Fix Version/s: None
When running ap_pipe on hits2015 with slurm, several of the tasks ran into a problem with accessing the association database with sqlite3. It says "sqlite3.OperationalError: database is locked."
After brief discussion with Chris Morrison [X], the problem likely stems from how the code creates temporary tables when querying for DIASources or DIAObjects. These temporary tables are joined into the main DIASource and DIAObject tables to enable queries. When run in parallel, however, it's possible for these temporary tables to be created and dropped in the wrong order.
This ticket is to implement a fix in ap_association.
- relates to
DM-14259 Try and document running ap_pipe on the Verification Cluster with SLURM
Meredith Rawls was able to rerun the complete HiTS, ap_verification dataset through the verification cluster without any failures. This was through a combination of increasing the allowed time before a time out on queries and switching from directly using the db cursor to using the sqlite3 connection as a context manager.
I'm no sqlite expert, but the use of the connection context manager here looks like a definite improvement.
One question is your use of CREATE inside the context: CREATE is a Data Defitinion Language statement, which means it will not be rolled back in the event of an exception (assuming I'm understanding this stackoverflow post correctly). I think you can make that happen by adding conn.execute('begin') at the start of all your database interactions, so that there is an explicit start point to the transaction.
Thanks John Parejko, I've added the BEGIN in front of all places where a table is created. I also changed some of the earlier CREATE TABLE statements to CREATE TABLE IF NOT EXISTS to get rid of the python if statement that checked if the tables were created previously.
Everything unittests and seems to work.
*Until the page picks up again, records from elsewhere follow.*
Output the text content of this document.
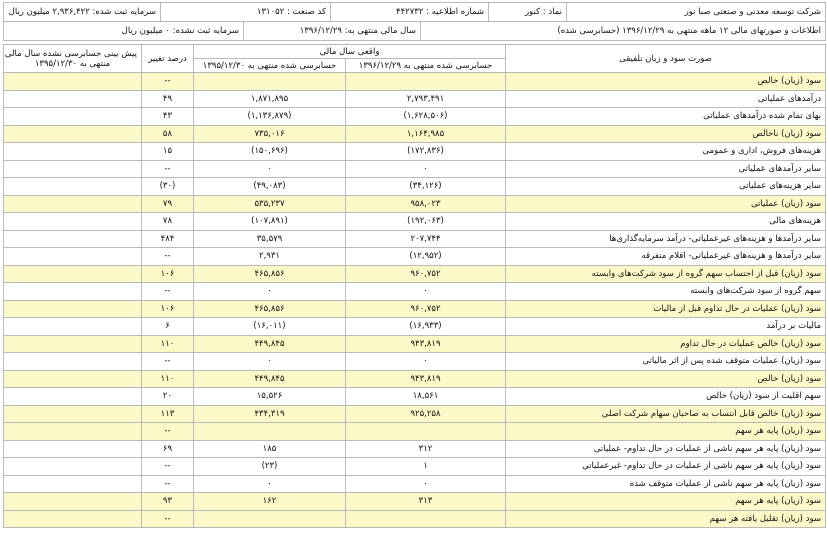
سرمایه ثبت شده: ۲,۹۳۶,۴۲۲ میلیون ریال	کد صنعت : ۱۳۱۰۵۲		شماره اطلاعیه : ۴۴۲۷۳۲		نماد : کنور	شرکت توسعه معدنی و صنعتی صبا نور
سرمایه ثبت نشده: ۰ میلیون ریال		سال مالی منتهی به: ۱۳۹۶/۱۲/۲۹		اطلاعات و صورتهای مالی ۱۲ ماهه منتهی به ۱۳۹۶/۱۲/۲۹ (حسابرسی شده)		
پیش بینی حسابرسی نشده سال مالی
منتهی به ۱۳۹۵/۱۲/۳۰	درصد تغییر	واقعی سال مالی		صورت سود و زیان تلفیقی
		حسابرسی شده منتهی به ۱۳۹۵/۱۲/۳۰	حسابرسی شده منتهی به ۱۳۹۶/۱۲/۲۹	
	--			سود (زیان) خالص
	۴۹	۱,۸۷۱,۸۹۵	۲,۷۹۳,۴۹۱	درآمدهای عملیاتی
	۴۳	(۱,۱۳۶,۸۷۹)	(۱,۶۲۸,۵۰۶)	بهای تمام شده درآمدهای عملیاتی
	۵۸	۷۳۵,۰۱۶	۱,۱۶۴,۹۸۵	سود (زیان) ناخالص
	۱۵	(۱۵۰,۶۹۶)	(۱۷۲,۸۳۶)	هزینه‌های فروش، اداری و عمومی
	--	۰	۰	سایر درآمدهای عملیاتی
	(۳۰)	(۴۹,۰۸۳)	(۳۴,۱۲۶)	سایر هزینه‌های عملیاتی
	۷۹	۵۳۵,۲۳۷	۹۵۸,۰۲۳	سود (زیان) عملیاتی
	۷۸	(۱۰۷,۸۹۱)	(۱۹۲,۰۶۳)	هزینه‌های مالی
	۴۸۴	۳۵,۵۷۹	۲۰۷,۷۴۴	سایر درآمدها و هزینه‌های غیرعملیاتی- درآمد سرمایه‌گذاری‌ها
	--	۲,۹۳۱	(۱۲,۹۵۲)	سایر درآمدها و هزینه‌های غیرعملیاتی- اقلام متفرقه
	۱۰۶	۴۶۵,۸۵۶	۹۶۰,۷۵۲	سود (زیان) قبل از احتساب سهم گروه از سود شرکت‌های وابسته
	--	۰	۰	سهم گروه از سود شرکت‌های وابسته
	۱۰۶	۴۶۵,۸۵۶	۹۶۰,۷۵۲	سود (زیان) عملیات در حال تداوم قبل از مالیات
	۶	(۱۶,۰۱۱)	(۱۶,۹۳۳)	مالیات بر درآمد
	۱۱۰	۴۴۹,۸۴۵	۹۴۳,۸۱۹	سود (زیان) خالص عملیات در حال تداوم
	--	۰	۰	سود (زیان) عملیات متوقف شده پس از اثر مالیاتی
	۱۱۰	۴۴۹,۸۴۵	۹۴۳,۸۱۹	سود (زیان) خالص
	۲۰	۱۵,۵۲۶	۱۸,۵۶۱	سهم اقلیت از سود (زیان) خالص
	۱۱۳	۴۳۴,۳۱۹	۹۲۵,۲۵۸	سود (زیان) خالص قابل انتساب به صاحبان سهام شرکت اصلی
	--			سود (زیان) پایه هر سهم
	۶۹	۱۸۵	۳۱۲	سود (زیان) پایه هر سهم ناشی از عملیات در حال تداوم- عملیاتی
	--	(۲۳)	۱	سود (زیان) پایه هر سهم ناشی از عملیات در حال تداوم- غیرعملیاتی
	--	۰	۰	سود (زیان) پایه هر سهم ناشی از عملیات متوقف شده
	۹۳	۱۶۲	۳۱۳	سود (زیان) پایه هر سهم
	--			سود (زیان) تقلیل یافته هر سهم
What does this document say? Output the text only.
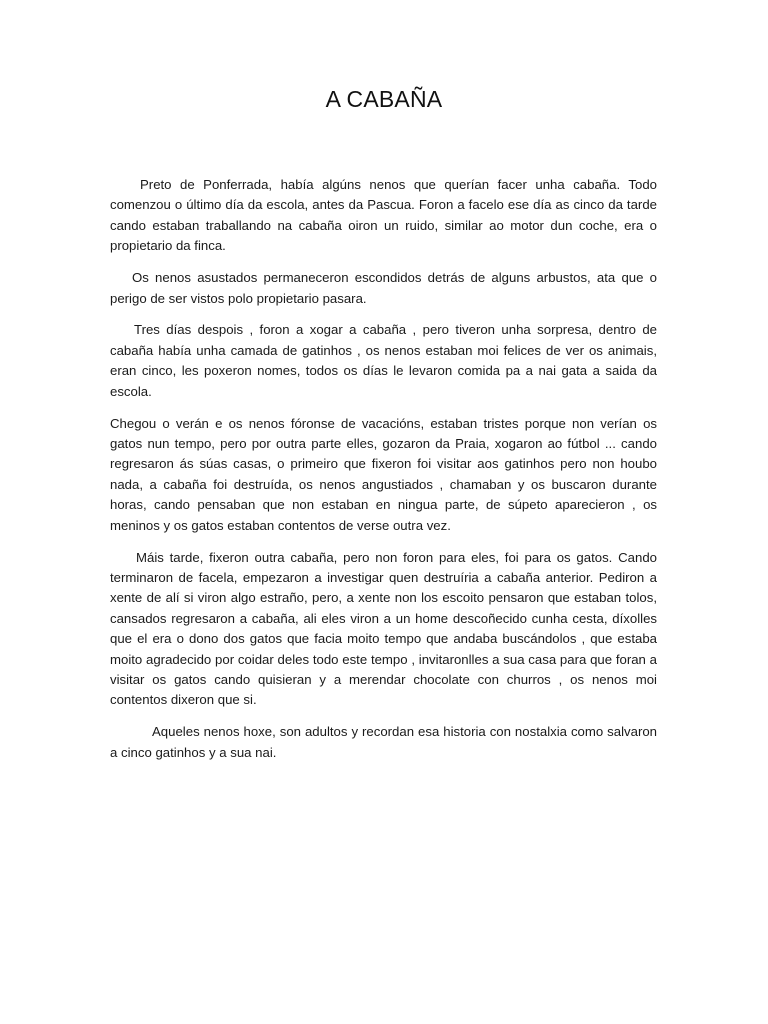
A CABAÑA

Preto de Ponferrada, había algúns nenos que querían facer unha cabaña. Todo comenzou o último día da escola, antes da Pascua. Foron a facelo ese día as cinco da tarde cando estaban traballando na cabaña oiron un ruido, similar ao motor dun coche, era o propietario da finca.

Os nenos asustados permaneceron escondidos detrás de alguns arbustos, ata que o perigo de ser vistos polo propietario pasara.

Tres días despois , foron a xogar a cabaña , pero tiveron unha sorpresa, dentro de cabaña había unha camada de gatinhos , os nenos estaban moi felices de ver os animais, eran cinco, les poxeron nomes, todos os días le levaron comida pa a nai gata a saida da escola.

Chegou o verán e os nenos fóronse de vacacións, estaban tristes porque non verían os gatos nun tempo, pero por outra parte elles, gozaron da Praia, xogaron ao fútbol ... cando regresaron ás súas casas, o primeiro que fixeron foi visitar aos gatinhos pero non houbo nada, a cabaña foi destruída, os nenos angustiados , chamaban y os buscaron durante horas, cando pensaban que non estaban en ningua parte, de súpeto aparecieron , os meninos y os gatos estaban contentos de verse outra vez.

Máis tarde, fixeron outra cabaña, pero non foron para eles, foi para os gatos. Cando terminaron de facela, empezaron a investigar quen destruíria a cabaña anterior. Pediron a xente de alí si viron algo estraño, pero, a xente non los escoito pensaron que estaban tolos, cansados regresaron a cabaña, ali eles viron a un home descoñecido cunha cesta, díxolles que el era o dono dos gatos que facia moito tempo que andaba buscándolos , que estaba moito agradecido por coidar deles todo este tempo , invitaronlles a sua casa para que foran a visitar os gatos cando quisieran y a merendar chocolate con churros , os nenos moi contentos dixeron que si.

Aqueles nenos hoxe, son adultos y recordan esa historia con nostalxia como salvaron a cinco gatinhos y a sua nai.
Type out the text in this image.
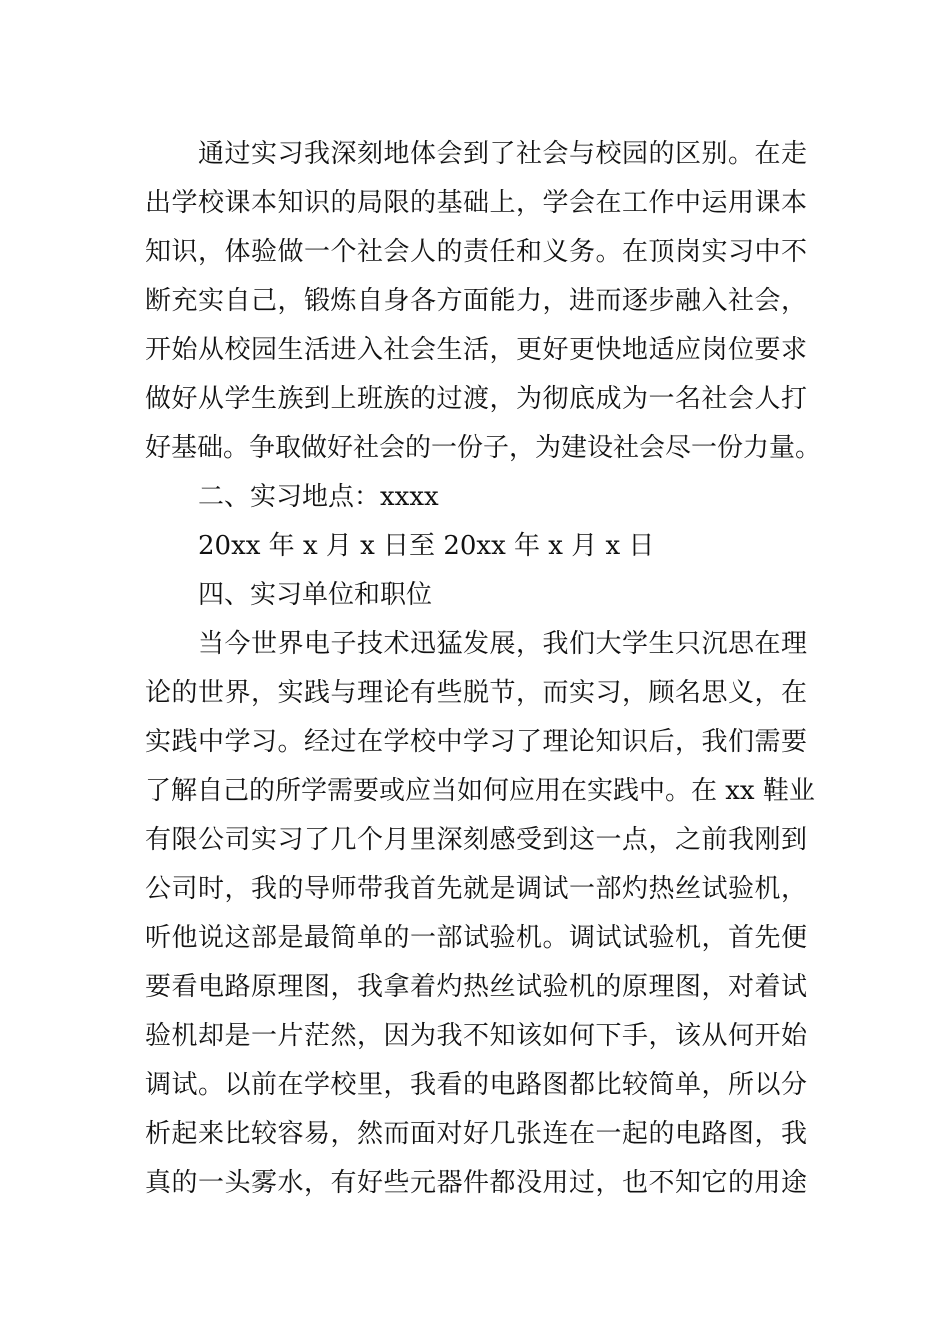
通过实习我深刻地体会到了社会与校园的区别。在走
出学校课本知识的局限的基础上，学会在工作中运用课本
知识，体验做一个社会人的责任和义务。在顶岗实习中不
断充实自己，锻炼自身各方面能力，进而逐步融入社会，
开始从校园生活进入社会生活，更好更快地适应岗位要求
做好从学生族到上班族的过渡，为彻底成为一名社会人打
好基础。争取做好社会的一份子，为建设社会尽一份力量。
二、实习地点：xxxx
20xx 年 x 月 x 日至 20xx 年 x 月 x 日
四、实习单位和职位
当今世界电子技术迅猛发展，我们大学生只沉思在理
论的世界，实践与理论有些脱节，而实习，顾名思义，在
实践中学习。经过在学校中学习了理论知识后，我们需要
了解自己的所学需要或应当如何应用在实践中。在 xx 鞋业
有限公司实习了几个月里深刻感受到这一点，之前我刚到
公司时，我的导师带我首先就是调试一部灼热丝试验机，
听他说这部是最简单的一部试验机。调试试验机，首先便
要看电路原理图，我拿着灼热丝试验机的原理图，对着试
验机却是一片茫然，因为我不知该如何下手，该从何开始
调试。以前在学校里，我看的电路图都比较简单，所以分
析起来比较容易，然而面对好几张连在一起的电路图，我
真的一头雾水，有好些元器件都没用过，也不知它的用途
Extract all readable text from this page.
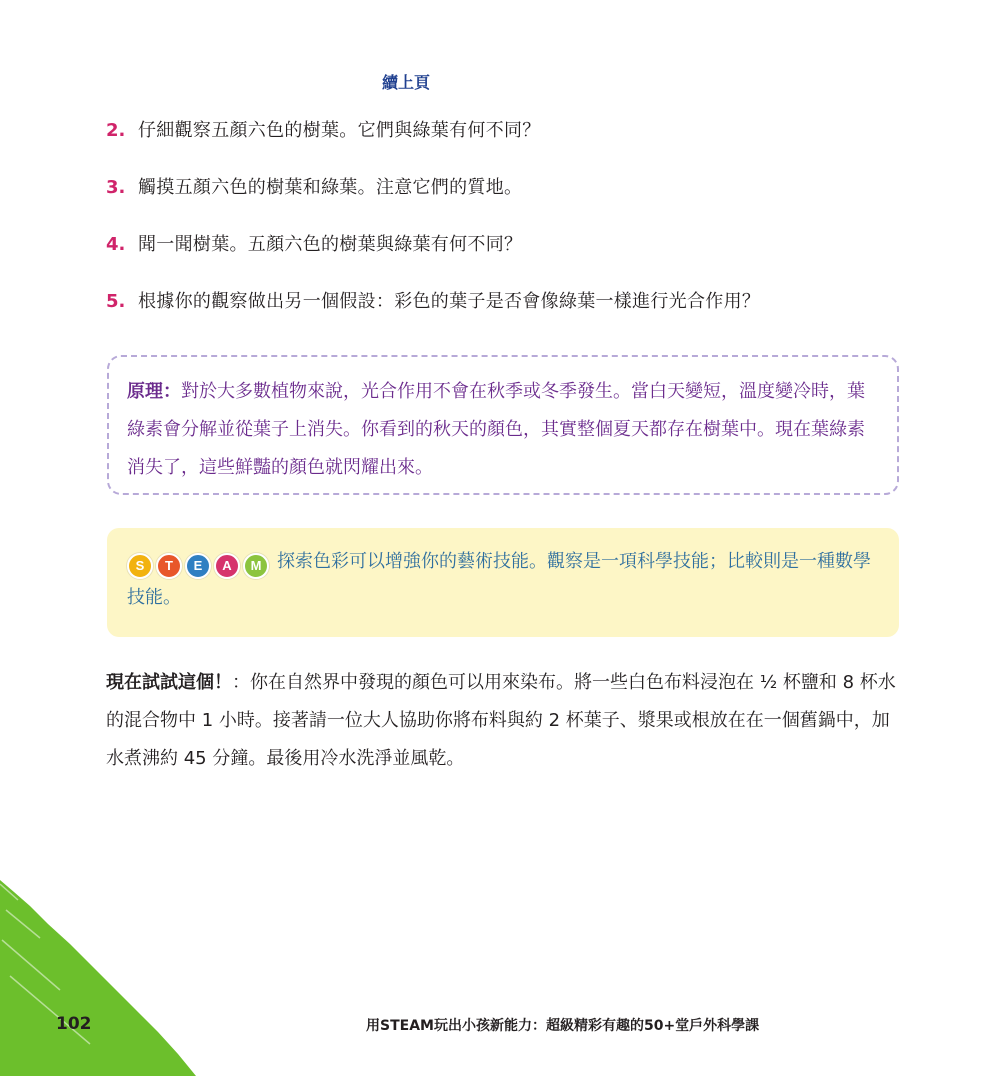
續上頁
2. 仔細觀察五顏六色的樹葉。它們與綠葉有何不同？
3. 觸摸五顏六色的樹葉和綠葉。注意它們的質地。
4. 聞一聞樹葉。五顏六色的樹葉與綠葉有何不同？
5. 根據你的觀察做出另一個假設：彩色的葉子是否會像綠葉一樣進行光合作用？
原理：對於大多數植物來說，光合作用不會在秋季或冬季發生。當白天變短，溫度變冷時，葉綠素會分解並從葉子上消失。你看到的秋天的顏色，其實整個夏天都存在樹葉中。現在葉綠素消失了，這些鮮豔的顏色就閃耀出來。
S	T	E	A	M 探索色彩可以增強你的藝術技能。觀察是一項科學技能；比較則是一種數學技能。
現在試試這個！：你在自然界中發現的顏色可以用來染布。將一些白色布料浸泡在 ½ 杯鹽和 8 杯水的混合物中 1 小時。接著請一位大人協助你將布料與約 2 杯葉子、漿果或根放在在一個舊鍋中，加水煮沸約 45 分鐘。最後用冷水洗淨並風乾。
102	用STEAM玩出小孩新能力：超級精彩有趣的50+堂戶外科學課
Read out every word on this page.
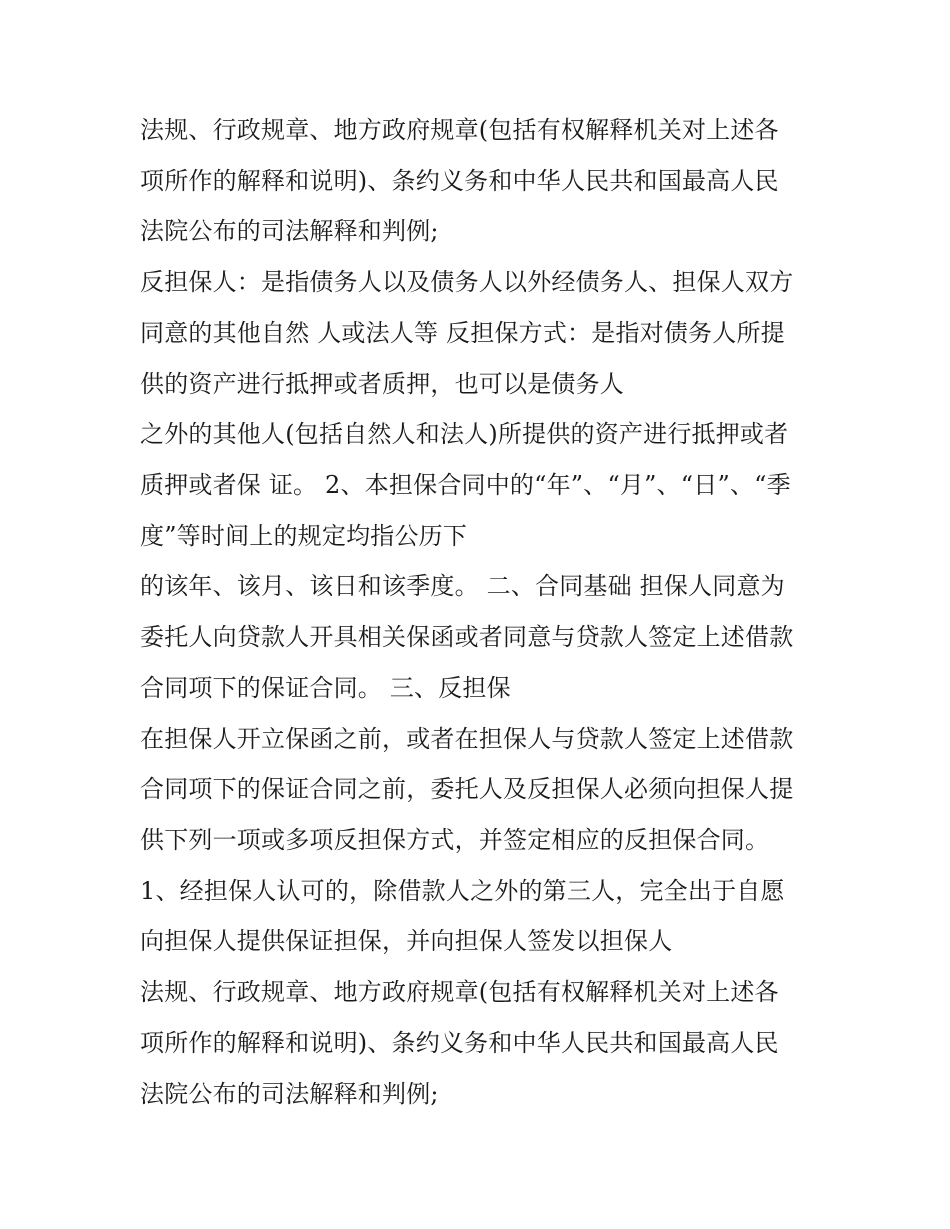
法规、行政规章、地方政府规章(包括有权解释机关对上述各
项所作的解释和说明)、条约义务和中华人民共和国最高人民
法院公布的司法解释和判例;
反担保人：是指债务人以及债务人以外经债务人、担保人双方
同意的其他自然 人或法人等 反担保方式：是指对债务人所提
供的资产进行抵押或者质押，也可以是债务人
之外的其他人(包括自然人和法人)所提供的资产进行抵押或者
质押或者保 证。 2、本担保合同中的“年”、“月”、“日”、“季
度”等时间上的规定均指公历下
的该年、该月、该日和该季度。 二、合同基础 担保人同意为
委托人向贷款人开具相关保函或者同意与贷款人签定上述借款
合同项下的保证合同。 三、反担保
在担保人开立保函之前，或者在担保人与贷款人签定上述借款
合同项下的保证合同之前，委托人及反担保人必须向担保人提
供下列一项或多项反担保方式，并签定相应的反担保合同。
1、经担保人认可的，除借款人之外的第三人，完全出于自愿
向担保人提供保证担保，并向担保人签发以担保人
法规、行政规章、地方政府规章(包括有权解释机关对上述各
项所作的解释和说明)、条约义务和中华人民共和国最高人民
法院公布的司法解释和判例;
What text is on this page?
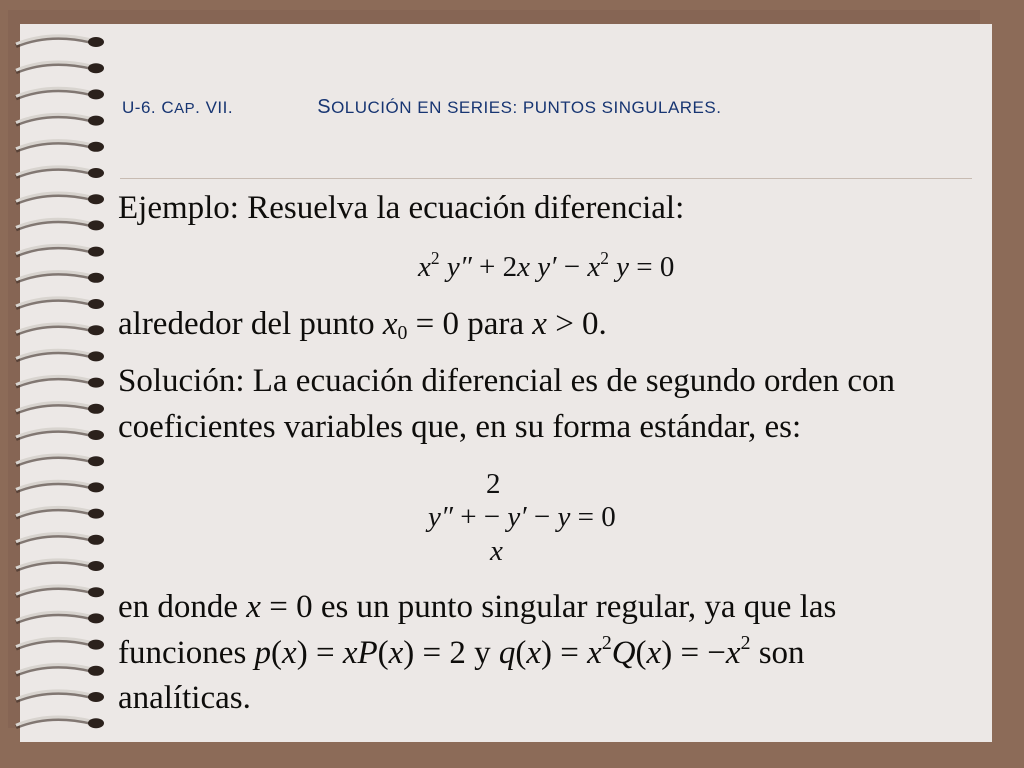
U-6. CAP. VII.	SOLUCIÓN EN SERIES: PUNTOS SINGULARES.
Ejemplo: Resuelva la ecuación diferencial:
$x^2$ y″ + 2x $y' - x^2$ y = 0
alrededor del punto $x_0 = 0$ para x > 0.
Solución: La ecuación diferencial es de segundo orden con
coeficientes variables que, en su forma estándar, es:
2
y″ + − y′ − y = 0
x
en donde x = 0 es un punto singular regular, ya que las
funciones p(x) = xP(x) = 2 y $q(x) = x^2Q(x) = -x^2$ son
analíticas.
I'm having Meredith Rawls rerun the HiTS analysis again to make sure that things run to their conclusion. After a successful run I will merge the ticket.
Started work. Turns out that the temporary tables are not exactly the problem as "database locked" failures when Meredith Rawls runs 6 nodes with 84 jobs on the lsst-dev verify cluster. I have increased the time out of the database connection from the default 5 seconds to 60 and additionally simplified the commits around temporary tables for the joins in querying DIASources/Objects with diaObjectId and pixelId respectively.